La legge italiana non sempre è chiara, arroccata dietro rigidi formalismi e, talvolta, difforme dai principi comunitari
Le imprese che si occupano di lavori pubblici sanno come il DURC – documento di regolarità contributiva per INPS, INAIL e Cassa Edile – sia spesso la classica buccia di banana nelle gare con la Pubblica Amministrazione. Si può aver presentato la miglior offerta e predisposto il miglior progetto, ma se una rata di un debito erariale non è stata pagata, o è sfuggito il pagamento di mille euro – giusto per fare un esempio – seppure la gara vale milioni, la Commissione esclude l’impresa “inadempiente” sul presupposto che il DURC non sia sindacabile dalla stazione appaltante, che chiede la regolarità nel corso di tutta la procedura di gara (da ultimo T.A.R. Campania, 1^, n. 96/15, che “legge” in questo modo Consiglio di Stato in Ad. Plenaria n. 8/12).
Quando poi l’irregolarità riguarda versamenti alle Casse Edili, la questione diventa ancor più amara e, talvolta, sospetta, visto il grado di minor attendibilità delle Casse Edili in quanto associazioni non riconosciute e non enti pubblici. Questi soggetti quindi, pur non essendo “istituzionali”, spesso decidono le sorti di una gara con una comunicazione che può essere parziale o ritardata. Il problema di un DURC irregolare, con l’impresa spesso inconsapevole o addirittura espulsa nonostante non abbia pendenze o comunque le abbia chiarite e risolte, è assai sentito. Uno spiraglio, dopo molte ingiustizie sull’altare del rigido formalismo, viene dalla IV Sezione del Consiglio di Stato, che con l’ordinanza 11 marzo 2015 n. 1236, ha rimesso alla Corte di Giustizia dell’Unione Europea il merito della conformità della legislazione italiana a quella comunitaria e, in particolare, al principio di ragionevolezza e agli articoli 49 e 56 del Trattato, quando la violazione contributiva non è conosciuta dall’operatore (che partecipa ignaro alla gara d’appalto) e comunque non può essere considerato inadempiente (perché paga quando avvertito) al momento della aggiudicazione.

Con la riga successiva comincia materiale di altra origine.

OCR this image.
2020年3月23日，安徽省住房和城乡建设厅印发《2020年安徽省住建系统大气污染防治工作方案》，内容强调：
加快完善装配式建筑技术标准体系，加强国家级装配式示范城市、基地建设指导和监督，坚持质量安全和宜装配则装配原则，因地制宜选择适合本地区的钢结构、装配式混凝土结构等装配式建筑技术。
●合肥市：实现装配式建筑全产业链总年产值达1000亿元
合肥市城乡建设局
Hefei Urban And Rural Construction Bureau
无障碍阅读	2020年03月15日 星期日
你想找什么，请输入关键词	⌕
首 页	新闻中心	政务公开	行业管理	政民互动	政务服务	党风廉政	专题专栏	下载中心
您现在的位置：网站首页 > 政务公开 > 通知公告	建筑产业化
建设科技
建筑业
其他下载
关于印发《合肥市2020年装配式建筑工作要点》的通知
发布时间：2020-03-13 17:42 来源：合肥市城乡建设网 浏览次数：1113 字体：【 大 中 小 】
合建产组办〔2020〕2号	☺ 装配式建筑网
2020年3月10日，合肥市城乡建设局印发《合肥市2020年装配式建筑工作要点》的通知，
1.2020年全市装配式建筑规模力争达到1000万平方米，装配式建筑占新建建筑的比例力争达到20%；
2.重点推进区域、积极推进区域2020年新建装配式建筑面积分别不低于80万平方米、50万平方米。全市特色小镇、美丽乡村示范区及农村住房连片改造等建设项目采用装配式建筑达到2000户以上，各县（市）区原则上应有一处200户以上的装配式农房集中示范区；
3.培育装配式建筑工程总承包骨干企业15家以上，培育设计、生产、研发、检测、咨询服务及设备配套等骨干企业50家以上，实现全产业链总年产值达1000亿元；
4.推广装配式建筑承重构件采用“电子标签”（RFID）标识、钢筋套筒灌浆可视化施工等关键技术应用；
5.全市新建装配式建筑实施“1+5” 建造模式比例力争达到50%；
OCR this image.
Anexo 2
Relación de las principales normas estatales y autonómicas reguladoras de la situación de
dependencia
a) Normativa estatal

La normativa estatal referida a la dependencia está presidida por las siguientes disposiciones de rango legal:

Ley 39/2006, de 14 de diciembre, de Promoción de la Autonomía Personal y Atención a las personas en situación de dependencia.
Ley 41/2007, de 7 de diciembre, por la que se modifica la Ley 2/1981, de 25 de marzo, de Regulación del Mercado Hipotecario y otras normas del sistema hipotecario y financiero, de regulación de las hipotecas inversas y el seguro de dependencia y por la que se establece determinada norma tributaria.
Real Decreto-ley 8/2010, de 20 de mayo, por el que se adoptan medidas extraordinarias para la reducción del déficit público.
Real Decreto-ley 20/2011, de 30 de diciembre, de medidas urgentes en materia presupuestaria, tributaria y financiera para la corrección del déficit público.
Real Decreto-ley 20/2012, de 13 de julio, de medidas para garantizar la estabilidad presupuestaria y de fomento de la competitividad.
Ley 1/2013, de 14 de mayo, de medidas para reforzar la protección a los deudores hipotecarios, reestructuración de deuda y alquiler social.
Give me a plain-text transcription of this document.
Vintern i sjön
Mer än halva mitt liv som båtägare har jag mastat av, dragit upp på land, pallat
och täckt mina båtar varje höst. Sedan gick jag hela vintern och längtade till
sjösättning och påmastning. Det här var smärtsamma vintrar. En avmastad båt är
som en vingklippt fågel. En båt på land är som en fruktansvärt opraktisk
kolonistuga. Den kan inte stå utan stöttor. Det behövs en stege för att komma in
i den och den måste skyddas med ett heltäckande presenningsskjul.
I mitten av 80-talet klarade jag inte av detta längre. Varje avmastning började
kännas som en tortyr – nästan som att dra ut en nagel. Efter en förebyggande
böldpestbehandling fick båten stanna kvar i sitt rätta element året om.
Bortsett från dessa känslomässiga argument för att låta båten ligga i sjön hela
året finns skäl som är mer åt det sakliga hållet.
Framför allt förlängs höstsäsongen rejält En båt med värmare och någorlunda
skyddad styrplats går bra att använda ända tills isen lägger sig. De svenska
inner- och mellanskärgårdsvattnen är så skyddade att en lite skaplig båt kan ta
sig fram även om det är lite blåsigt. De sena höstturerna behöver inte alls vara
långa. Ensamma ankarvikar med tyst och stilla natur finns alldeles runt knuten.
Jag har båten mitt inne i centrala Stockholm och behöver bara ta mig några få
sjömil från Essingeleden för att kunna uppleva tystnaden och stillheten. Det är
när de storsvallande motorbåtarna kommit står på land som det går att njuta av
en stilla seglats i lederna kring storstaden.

Speriamo dunque che i Giudici Europei chiariscano quanto irrazionale e difforme dai principi comunitari sia la legge italiana, spesso rafforzata dai formalismi ancora più rigorosi, sia pur corretti alla luce della legge e dei precedenti, di talune decisioni dei Giudici Amministrativi.
Affidiamoci alla Corte Europea allora per questo e ancor di più – dovrebbe essere prossima la decisione – per cancellare la vergogna del contributo unificato (la marca da bollo da apporre al ricorso al Tribunale Amministrativo Regionale e al Consiglio di Stato) che in Italia può costare all’impresa fino a 20.000 euro di tasse nascoste solo per chiedere giustizia.